The market seems to have largely ignored France's loss of its triple-A rating.
Friday's downgrades of France and other European countries were not unexpected, so markets had already accepted them and saw no need to worry too much.
There will be a number of European government bond auctions this week, but most importantly Greece will continue to try to make a deal with private creditors.
A possible deal with private investors, known as Private Sector Involvement (PSI), would see the government swapping its bonds for new ones that would be worth less than the original, raising expectations that private investors would lose at least €100 billion.
PSI talks collapsed on Friday after failure to reach agreement on the interest rate for these new bonds and the law that would apply to them.

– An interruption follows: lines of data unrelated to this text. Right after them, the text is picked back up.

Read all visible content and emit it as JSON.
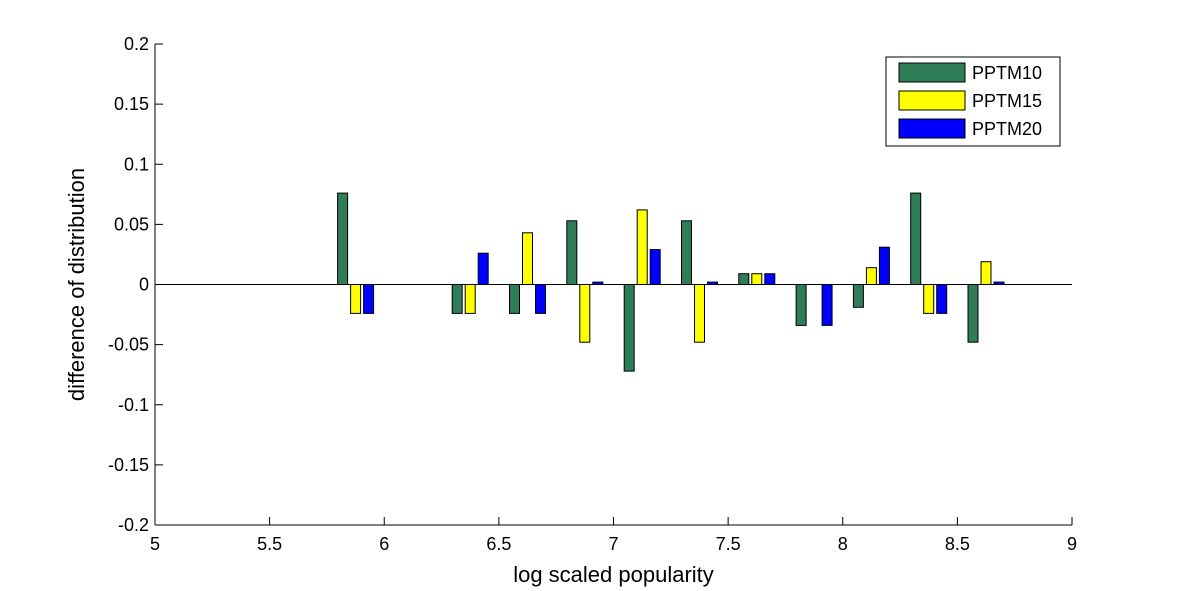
{
  "chart_data": {
    "type": "bar",
    "xlabel": "log scaled popularity",
    "ylabel": "difference of distribution",
    "xlim": [
      5,
      9
    ],
    "ylim": [
      -0.2,
      0.2
    ],
    "x_ticks": [
      "5",
      "5.5",
      "6",
      "6.5",
      "7",
      "7.5",
      "8",
      "8.5",
      "9"
    ],
    "y_ticks": [
      "0.2",
      "0.15",
      "0.1",
      "0.05",
      "0",
      "-0.05",
      "-0.1",
      "-0.15",
      "-0.2"
    ],
    "x": [
      5.875,
      6.375,
      6.625,
      6.875,
      7.125,
      7.375,
      7.625,
      7.875,
      8.125,
      8.375,
      8.625
    ],
    "series": [
      {
        "name": "PPTM10",
        "color": "#2e7d57",
        "values": [
          0.076,
          -0.024,
          -0.024,
          0.053,
          -0.072,
          0.053,
          0.009,
          -0.034,
          -0.019,
          0.076,
          -0.048
        ]
      },
      {
        "name": "PPTM15",
        "color": "#ffff00",
        "values": [
          -0.024,
          -0.024,
          0.043,
          -0.048,
          0.062,
          -0.048,
          0.009,
          0.0,
          0.014,
          -0.024,
          0.019
        ]
      },
      {
        "name": "PPTM20",
        "color": "#0000ff",
        "values": [
          -0.024,
          0.026,
          -0.024,
          0.002,
          0.029,
          0.002,
          0.009,
          -0.034,
          0.031,
          -0.024,
          0.002
        ]
      }
    ],
    "grid": false,
    "legend_position": "top-right"
  }
}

But as time passes, the situation in Greece continues to deteriorate, PSI is not a fundamental solution, and by the time negotiations take place it will already be too late for any solution.
Meanwhile, as in Ireland last week, the Troika (European Union, ECB and IMF) are due to visit Greece tomorrow to carry out a review to see whether Greece's austerity plans have left enough people unemployed.
But the stakes are particularly high this time, with the Troika making it clear that no further financial aid will be accepted unless Greece succeeds in reaching an agreement under the PSI.
So while markets have shrugged off the downgrades of France and eight other countries, Greece remains the most direct trigger of the outbreak.